Whether or not the court erred: o In not deducting the sum of P35, 000.00, which private respondents recovered on the insurance on their house, from the award of damages. o In awarding excessive and/or unproved damages. o In applying the doctrine of res ipsa loquitur to the facts of the instant case.

Ruling:  Court finds that petitioner is liable for damages to private respondents as found by the Court of Appeals, the fact that private respondents have been indemnified by their insurer in the amount of P35,000.00 for the damage caused to their house and its contents has not escaped the attention of the Court. Hence, the Court holds that in accordance with Article 2207 of the Civil Code the amount of P35,000.00 should be deducted from the amount awarded as damages.
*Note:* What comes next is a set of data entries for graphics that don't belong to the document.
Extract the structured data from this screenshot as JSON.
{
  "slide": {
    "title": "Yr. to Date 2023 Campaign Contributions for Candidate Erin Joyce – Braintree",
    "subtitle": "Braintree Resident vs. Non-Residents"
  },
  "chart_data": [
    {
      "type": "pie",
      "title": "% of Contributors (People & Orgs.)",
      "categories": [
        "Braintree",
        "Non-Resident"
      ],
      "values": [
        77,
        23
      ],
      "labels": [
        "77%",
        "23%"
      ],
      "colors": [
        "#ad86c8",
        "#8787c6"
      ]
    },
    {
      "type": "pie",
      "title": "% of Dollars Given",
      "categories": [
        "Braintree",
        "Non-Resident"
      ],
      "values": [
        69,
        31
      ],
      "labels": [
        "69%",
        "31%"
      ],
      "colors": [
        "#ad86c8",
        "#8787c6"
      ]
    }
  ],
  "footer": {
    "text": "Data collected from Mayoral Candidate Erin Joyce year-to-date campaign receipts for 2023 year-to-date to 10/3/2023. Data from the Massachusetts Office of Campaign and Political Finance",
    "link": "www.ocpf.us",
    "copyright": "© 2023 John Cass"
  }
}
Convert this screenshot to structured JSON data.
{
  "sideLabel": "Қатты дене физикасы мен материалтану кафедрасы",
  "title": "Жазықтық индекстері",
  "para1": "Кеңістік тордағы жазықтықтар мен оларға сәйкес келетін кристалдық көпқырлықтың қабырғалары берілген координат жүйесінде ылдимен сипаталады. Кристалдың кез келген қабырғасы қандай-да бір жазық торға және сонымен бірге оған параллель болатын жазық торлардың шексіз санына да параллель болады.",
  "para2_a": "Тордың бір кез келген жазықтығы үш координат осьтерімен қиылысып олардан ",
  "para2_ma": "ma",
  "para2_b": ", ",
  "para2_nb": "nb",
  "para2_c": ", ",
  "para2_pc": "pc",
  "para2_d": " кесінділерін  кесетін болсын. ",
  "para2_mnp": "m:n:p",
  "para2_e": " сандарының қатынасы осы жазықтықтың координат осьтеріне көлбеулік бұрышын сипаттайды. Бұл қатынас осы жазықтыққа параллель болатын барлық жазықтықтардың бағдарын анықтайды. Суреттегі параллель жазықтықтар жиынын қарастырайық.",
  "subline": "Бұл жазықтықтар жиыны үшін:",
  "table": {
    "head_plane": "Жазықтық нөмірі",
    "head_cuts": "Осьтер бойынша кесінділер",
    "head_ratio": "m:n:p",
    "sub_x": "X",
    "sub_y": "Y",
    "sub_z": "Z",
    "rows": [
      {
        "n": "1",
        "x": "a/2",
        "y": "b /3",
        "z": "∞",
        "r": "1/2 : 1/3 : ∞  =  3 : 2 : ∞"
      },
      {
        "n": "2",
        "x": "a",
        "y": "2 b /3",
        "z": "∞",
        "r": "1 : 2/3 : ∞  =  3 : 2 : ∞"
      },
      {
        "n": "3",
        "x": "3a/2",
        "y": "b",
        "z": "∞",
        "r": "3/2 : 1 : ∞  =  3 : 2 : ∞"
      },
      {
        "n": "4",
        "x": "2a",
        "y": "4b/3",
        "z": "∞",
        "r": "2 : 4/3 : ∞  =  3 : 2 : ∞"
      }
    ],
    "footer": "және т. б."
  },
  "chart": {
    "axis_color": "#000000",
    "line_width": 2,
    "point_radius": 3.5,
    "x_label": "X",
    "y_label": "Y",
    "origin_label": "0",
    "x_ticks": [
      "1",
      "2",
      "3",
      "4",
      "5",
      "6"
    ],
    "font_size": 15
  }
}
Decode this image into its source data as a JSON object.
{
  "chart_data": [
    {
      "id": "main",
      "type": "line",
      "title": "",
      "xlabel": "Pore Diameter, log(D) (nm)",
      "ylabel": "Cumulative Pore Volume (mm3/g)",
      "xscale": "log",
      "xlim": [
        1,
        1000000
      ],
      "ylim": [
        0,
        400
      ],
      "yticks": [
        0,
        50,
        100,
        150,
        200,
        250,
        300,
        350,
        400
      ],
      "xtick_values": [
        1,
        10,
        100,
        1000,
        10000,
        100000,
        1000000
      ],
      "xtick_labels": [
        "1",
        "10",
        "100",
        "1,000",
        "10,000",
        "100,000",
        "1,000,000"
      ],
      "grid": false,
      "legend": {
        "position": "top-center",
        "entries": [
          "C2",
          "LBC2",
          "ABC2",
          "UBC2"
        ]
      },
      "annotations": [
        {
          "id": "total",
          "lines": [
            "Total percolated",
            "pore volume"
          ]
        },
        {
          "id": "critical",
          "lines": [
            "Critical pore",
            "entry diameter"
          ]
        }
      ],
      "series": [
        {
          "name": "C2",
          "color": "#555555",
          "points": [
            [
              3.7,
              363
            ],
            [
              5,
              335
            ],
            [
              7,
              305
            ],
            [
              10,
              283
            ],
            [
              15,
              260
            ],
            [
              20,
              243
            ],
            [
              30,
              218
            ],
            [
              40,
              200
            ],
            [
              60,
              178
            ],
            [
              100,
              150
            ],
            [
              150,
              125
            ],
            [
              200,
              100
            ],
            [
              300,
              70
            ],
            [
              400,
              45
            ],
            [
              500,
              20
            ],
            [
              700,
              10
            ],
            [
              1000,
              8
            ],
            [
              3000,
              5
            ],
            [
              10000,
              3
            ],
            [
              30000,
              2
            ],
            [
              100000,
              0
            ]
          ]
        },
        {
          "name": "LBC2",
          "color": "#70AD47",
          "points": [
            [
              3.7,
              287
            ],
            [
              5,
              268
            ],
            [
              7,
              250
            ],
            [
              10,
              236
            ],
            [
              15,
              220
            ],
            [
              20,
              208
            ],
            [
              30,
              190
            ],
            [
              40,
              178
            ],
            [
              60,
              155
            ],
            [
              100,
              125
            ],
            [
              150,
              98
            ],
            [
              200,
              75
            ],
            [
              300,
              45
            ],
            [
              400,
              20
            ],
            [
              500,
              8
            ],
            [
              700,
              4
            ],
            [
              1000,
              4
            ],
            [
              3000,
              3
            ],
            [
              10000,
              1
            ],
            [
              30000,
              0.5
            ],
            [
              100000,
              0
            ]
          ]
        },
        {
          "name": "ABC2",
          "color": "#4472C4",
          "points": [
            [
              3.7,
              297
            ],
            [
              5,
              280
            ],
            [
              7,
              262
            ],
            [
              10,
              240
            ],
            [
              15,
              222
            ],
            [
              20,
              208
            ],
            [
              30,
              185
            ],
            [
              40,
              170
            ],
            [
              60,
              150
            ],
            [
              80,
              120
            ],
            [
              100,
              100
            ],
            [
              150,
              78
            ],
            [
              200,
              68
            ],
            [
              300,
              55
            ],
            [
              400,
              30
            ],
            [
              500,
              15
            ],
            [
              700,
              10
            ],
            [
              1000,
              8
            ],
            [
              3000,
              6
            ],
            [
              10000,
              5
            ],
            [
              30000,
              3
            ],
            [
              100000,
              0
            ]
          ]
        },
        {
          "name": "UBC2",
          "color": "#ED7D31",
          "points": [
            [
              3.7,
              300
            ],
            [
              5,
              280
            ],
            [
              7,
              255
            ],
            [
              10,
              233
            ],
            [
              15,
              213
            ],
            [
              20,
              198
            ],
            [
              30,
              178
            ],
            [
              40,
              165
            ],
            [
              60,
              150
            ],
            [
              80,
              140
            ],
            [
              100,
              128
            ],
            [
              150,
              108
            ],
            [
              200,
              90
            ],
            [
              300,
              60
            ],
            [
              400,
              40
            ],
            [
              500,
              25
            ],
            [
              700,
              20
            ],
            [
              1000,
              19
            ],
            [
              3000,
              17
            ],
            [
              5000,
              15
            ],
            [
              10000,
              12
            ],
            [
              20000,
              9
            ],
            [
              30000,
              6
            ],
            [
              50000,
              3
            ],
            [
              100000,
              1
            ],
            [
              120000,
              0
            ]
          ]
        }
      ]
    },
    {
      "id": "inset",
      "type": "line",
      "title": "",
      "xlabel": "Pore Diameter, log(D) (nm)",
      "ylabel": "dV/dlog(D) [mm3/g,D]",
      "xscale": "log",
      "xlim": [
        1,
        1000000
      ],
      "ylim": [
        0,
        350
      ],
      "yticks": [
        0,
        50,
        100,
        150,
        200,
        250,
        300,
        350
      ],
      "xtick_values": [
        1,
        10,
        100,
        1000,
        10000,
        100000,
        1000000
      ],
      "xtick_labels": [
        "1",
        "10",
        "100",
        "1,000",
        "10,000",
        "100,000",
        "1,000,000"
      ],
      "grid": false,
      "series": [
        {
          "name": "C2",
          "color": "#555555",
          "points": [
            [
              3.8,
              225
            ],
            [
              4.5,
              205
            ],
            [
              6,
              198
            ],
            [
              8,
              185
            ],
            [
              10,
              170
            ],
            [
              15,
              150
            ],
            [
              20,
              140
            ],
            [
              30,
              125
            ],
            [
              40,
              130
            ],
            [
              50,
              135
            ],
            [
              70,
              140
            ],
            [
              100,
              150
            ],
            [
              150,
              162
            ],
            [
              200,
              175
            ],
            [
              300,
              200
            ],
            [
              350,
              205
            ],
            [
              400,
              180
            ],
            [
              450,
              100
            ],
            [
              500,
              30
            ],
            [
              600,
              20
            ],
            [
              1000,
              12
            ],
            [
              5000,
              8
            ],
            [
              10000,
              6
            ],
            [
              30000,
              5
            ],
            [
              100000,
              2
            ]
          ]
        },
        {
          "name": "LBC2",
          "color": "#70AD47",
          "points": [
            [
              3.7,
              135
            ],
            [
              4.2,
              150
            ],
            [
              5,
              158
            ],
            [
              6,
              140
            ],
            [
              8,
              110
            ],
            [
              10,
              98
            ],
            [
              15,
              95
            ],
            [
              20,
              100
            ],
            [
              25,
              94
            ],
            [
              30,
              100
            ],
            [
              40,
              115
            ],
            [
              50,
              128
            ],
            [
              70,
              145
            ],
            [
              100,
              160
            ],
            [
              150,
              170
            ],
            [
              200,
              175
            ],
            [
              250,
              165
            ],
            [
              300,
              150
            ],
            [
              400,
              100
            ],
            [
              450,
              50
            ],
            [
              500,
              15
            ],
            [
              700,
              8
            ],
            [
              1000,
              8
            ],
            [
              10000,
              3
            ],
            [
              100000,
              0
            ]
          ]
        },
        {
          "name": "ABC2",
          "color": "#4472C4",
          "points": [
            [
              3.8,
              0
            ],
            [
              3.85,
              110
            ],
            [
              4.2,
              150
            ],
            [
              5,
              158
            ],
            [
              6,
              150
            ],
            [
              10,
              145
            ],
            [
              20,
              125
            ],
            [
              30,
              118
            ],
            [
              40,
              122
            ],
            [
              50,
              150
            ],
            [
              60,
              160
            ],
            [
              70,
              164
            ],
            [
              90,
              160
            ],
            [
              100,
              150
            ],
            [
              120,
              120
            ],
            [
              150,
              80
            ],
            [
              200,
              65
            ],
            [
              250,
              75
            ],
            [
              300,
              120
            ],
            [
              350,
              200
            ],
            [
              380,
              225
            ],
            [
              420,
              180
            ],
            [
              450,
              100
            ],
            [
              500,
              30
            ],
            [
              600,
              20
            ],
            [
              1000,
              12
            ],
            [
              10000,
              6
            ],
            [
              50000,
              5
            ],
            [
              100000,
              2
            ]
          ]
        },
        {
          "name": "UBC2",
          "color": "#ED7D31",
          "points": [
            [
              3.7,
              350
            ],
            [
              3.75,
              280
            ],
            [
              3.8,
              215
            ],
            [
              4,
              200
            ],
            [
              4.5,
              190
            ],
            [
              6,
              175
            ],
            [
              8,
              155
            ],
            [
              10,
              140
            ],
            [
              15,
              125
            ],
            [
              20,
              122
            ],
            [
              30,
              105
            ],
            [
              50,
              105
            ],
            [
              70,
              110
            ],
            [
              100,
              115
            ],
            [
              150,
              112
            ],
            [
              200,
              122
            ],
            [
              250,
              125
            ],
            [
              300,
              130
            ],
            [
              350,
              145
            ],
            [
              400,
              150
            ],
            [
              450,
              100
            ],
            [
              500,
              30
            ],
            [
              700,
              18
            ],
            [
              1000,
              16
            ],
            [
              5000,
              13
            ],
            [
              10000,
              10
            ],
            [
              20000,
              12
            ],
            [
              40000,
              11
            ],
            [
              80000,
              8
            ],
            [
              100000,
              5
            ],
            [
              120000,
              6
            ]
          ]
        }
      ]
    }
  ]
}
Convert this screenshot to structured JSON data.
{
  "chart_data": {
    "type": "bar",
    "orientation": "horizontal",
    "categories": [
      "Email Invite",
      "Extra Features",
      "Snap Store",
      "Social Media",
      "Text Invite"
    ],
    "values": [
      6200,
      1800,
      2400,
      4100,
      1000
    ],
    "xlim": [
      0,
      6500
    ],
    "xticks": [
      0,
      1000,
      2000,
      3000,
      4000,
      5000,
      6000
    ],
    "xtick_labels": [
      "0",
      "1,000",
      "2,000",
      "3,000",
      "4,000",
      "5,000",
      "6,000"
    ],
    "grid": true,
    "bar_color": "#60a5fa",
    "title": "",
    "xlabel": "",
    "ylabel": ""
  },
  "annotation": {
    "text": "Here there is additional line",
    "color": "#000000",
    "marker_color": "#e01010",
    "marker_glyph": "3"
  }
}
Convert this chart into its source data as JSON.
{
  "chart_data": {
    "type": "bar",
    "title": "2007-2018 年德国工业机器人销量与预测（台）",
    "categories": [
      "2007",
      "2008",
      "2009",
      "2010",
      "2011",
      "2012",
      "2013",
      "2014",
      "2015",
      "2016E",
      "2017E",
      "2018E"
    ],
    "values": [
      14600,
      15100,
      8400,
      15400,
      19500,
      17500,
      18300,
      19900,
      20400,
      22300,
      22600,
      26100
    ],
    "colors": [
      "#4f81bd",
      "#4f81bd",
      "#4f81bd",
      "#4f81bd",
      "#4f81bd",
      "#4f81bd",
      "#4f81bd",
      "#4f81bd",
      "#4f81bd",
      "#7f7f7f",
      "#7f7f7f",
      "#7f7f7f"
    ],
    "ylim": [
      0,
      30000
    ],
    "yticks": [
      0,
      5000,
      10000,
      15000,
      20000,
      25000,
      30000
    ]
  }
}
Said article provides: o Art. 2207. If the plaintiff’s property has been insured, and he has receiv ed indemnity from the insurance company for the injury or loss arising out of the wrong or breach of contract complained of, the insurance company is subrogated to the rights of the insured against the wrongdoer or the person who violated the contract. If the amount paid by the insurance company does not fully cover the injury or loss, the aggrieved party shall be entitled to recover the deficiency from the person causing the loss or injury. The law is clear and needs no interpretation. Having been indemnified by their insurer, private respondents are only entitled to recover the deficiency from petitioner. On the other hand, the insurer, if it is so minded, may seek reimbursement of the amount it indemnified private respondents from petitioner. This is the essence of its right to be subrogated to the rights of the insured, as expressly provided in Article 2207. Upon payment of the loss incurred by the insured, the insurer is entitled to be subrogated pro tanto to any right of action which the insured may have against the third person whose negligence or wrongful act caused the loss. Even without applying the doctrine of res ipsa loquitur, petitioner's failure to construct a firewall in accordance with city ordinances would suffice to support a finding of negligence. In the instant case, with more reason should petitioner be found guilty of negligence since it had failed to construct a firewall between its property and private respondents' residence which sufficiently complies with the pertinent city ordinances. The failure to comply with an ordinance providing for safety regulations had been ruled by the Court as an act of negligence.